Василий словно знал, что отца раздражает, потому и рос тихим и спокойным, хлопот не доставлял, сам себя занимал, а как подрос – стал матери по дому помогать. Полина не могла нарадоваться, что сын у нее такой смышленый растет. Стала его грамоте и счету учить, но Федору это не понравилось.
- Ох, уж это ваше бабское воспитание. Не сметь. – Он грохнул кулаком по столу. Полина вся сжалась и если бы было можно, исчезла бы вовсе. А Василий отца не боялся, смотрел на него своими синими глазами и чему-то тихонько улыбался. – А ты чего вылупился, отродье? – В бешенстве выбегал Федор из дома, и чтобы хоть немного унять клокотавшую внутри ярость, был кулаком в стену дома, разбивая руки в кровь.
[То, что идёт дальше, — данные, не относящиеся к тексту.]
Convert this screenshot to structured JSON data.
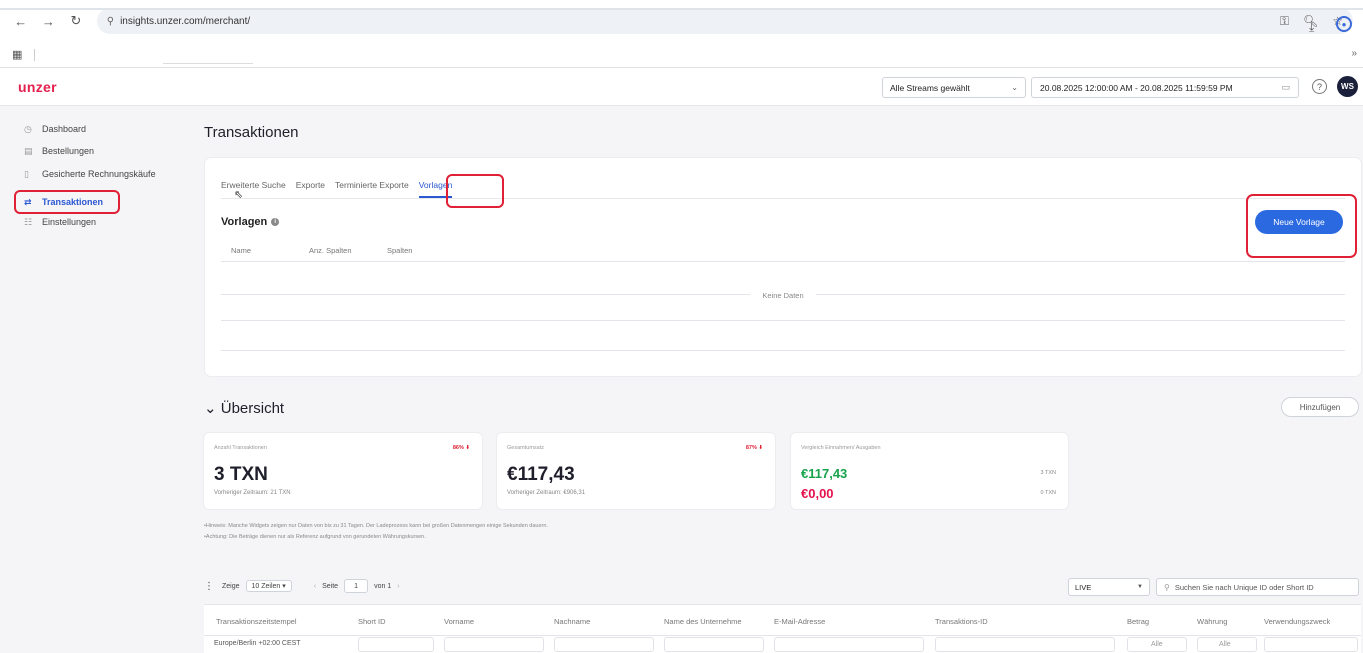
{
  "browser": {
    "url": "insights.unzer.com/merchant/"
  },
  "header": {
    "logo": "unzer",
    "stream_select": "Alle Streams gewählt",
    "date_range": "20.08.2025 12:00:00 AM - 20.08.2025 11:59:59 PM",
    "avatar": "WS"
  },
  "sidebar": {
    "items": [
      {
        "label": "Dashboard",
        "icon": "clock-icon"
      },
      {
        "label": "Bestellungen",
        "icon": "document-icon"
      },
      {
        "label": "Gesicherte Rechnungskäufe",
        "icon": "invoice-icon"
      },
      {
        "label": "Transaktionen",
        "icon": "transfer-icon"
      },
      {
        "label": "Einstellungen",
        "icon": "settings-icon"
      }
    ]
  },
  "main": {
    "page_title": "Transaktionen",
    "tabs": [
      "Erweiterte Suche",
      "Exporte",
      "Terminierte Exporte",
      "Vorlagen"
    ],
    "section_title": "Vorlagen",
    "new_template_button": "Neue Vorlage",
    "columns": [
      "Name",
      "Anz. Spalten",
      "Spalten"
    ],
    "empty_text": "Keine Daten"
  },
  "overview": {
    "title": "Übersicht",
    "add_button": "Hinzufügen",
    "kpis": [
      {
        "label": "Anzahl Transaktionen",
        "badge": "86% ⬇",
        "value": "3 TXN",
        "sub": "Vorheriger Zeitraum: 21 TXN"
      },
      {
        "label": "Gesamtumsatz",
        "badge": "87% ⬇",
        "value": "€117,43",
        "sub": "Vorheriger Zeitraum: €906,31"
      },
      {
        "label": "Vergleich Einnahmen/ Ausgaben",
        "income": "€117,43",
        "income_txn": "3 TXN",
        "expense": "€0,00",
        "expense_txn": "0 TXN"
      }
    ],
    "notes": [
      "•Hinweis: Manche Widgets zeigen nur Daten von bis zu 31 Tagen. Der Ladeprozess kann bei großen Datenmengen einige Sekunden dauern.",
      "•Achtung: Die Beträge dienen nur als Referenz aufgrund von gerundeten Währungskursen."
    ]
  },
  "pager": {
    "show_label": "Zeige",
    "rows": "10 Zeilen ▾",
    "page_label": "Seite",
    "page": "1",
    "of_label": "von 1"
  },
  "filters": {
    "mode": "LIVE",
    "search_placeholder": "Suchen Sie nach Unique ID oder Short ID"
  },
  "transactions_table": {
    "columns": [
      "Transaktionszeitstempel",
      "Short ID",
      "Vorname",
      "Nachname",
      "Name des Unternehme",
      "E-Mail-Adresse",
      "Transaktions-ID",
      "Betrag",
      "Währung",
      "Verwendungszweck"
    ],
    "timezone": "Europe/Berlin +02:00 CEST",
    "filter_all": "Alle"
  }
}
Василию было пять, когда Евдокия Владленовна померла.
- Мама, бабушка холодная. – Сказал он утром.
- Как холодная? Ты что такое говоришь? – Полина соскочила с печи, бросилась к кровати свекрови, пощупала пульс. – И правда преставилась. – Она размашисто перекрестилась. – Иди, Вася, отца позови.
Федор никак не отреагировал на смерть матери. На похоронах только Полина и плакала. Вспоминали Евдокию Владленовну добрым словом, многим она помогла, кому делом, кому добрым словом.
- И работник была хороший, передовик производства. – Важно сказал Петр Фомич, опрокинул рюмку, крякнул, занюхав рукавом.
- Мама, не плачь, бабушка сейчас там. – Василий указал глазами на потолок. – Ей там хорошо.
- Да, сынок, ты прав. – Полина улыбнулась сквозь слезы, потрепала сына по льняной головке, чувствуя, как в груди разливается нежность.
Похоронив мать, Федор совсем озверел, кидался на людей, стал прикладываться к бутылке. В пьяном состоянии становился совсем невменяемым: крушил мебель, ревел, как раненый зверь.
- Федя, ты бы не пил. – Просила Полина.
- Пошла ты, дура. – Орал Федор.
Пару раз он замахнулся на Васю, но встретившись с его ледяным взглядом, опустил руку. И Полину он больше не бил, оттого и бесился. Сидевший внутри зверь просился наружу. Повадился Федор ездить в город, напивался там до беспамятства и лез в драку. Возвращался весь избитый, зализывал раны до следующего раза.
- Федя, не доведут до добра твои поездки. – Предрекала Полина, но Федор не слушал, отмахивался от жены, как от назойливой мухи.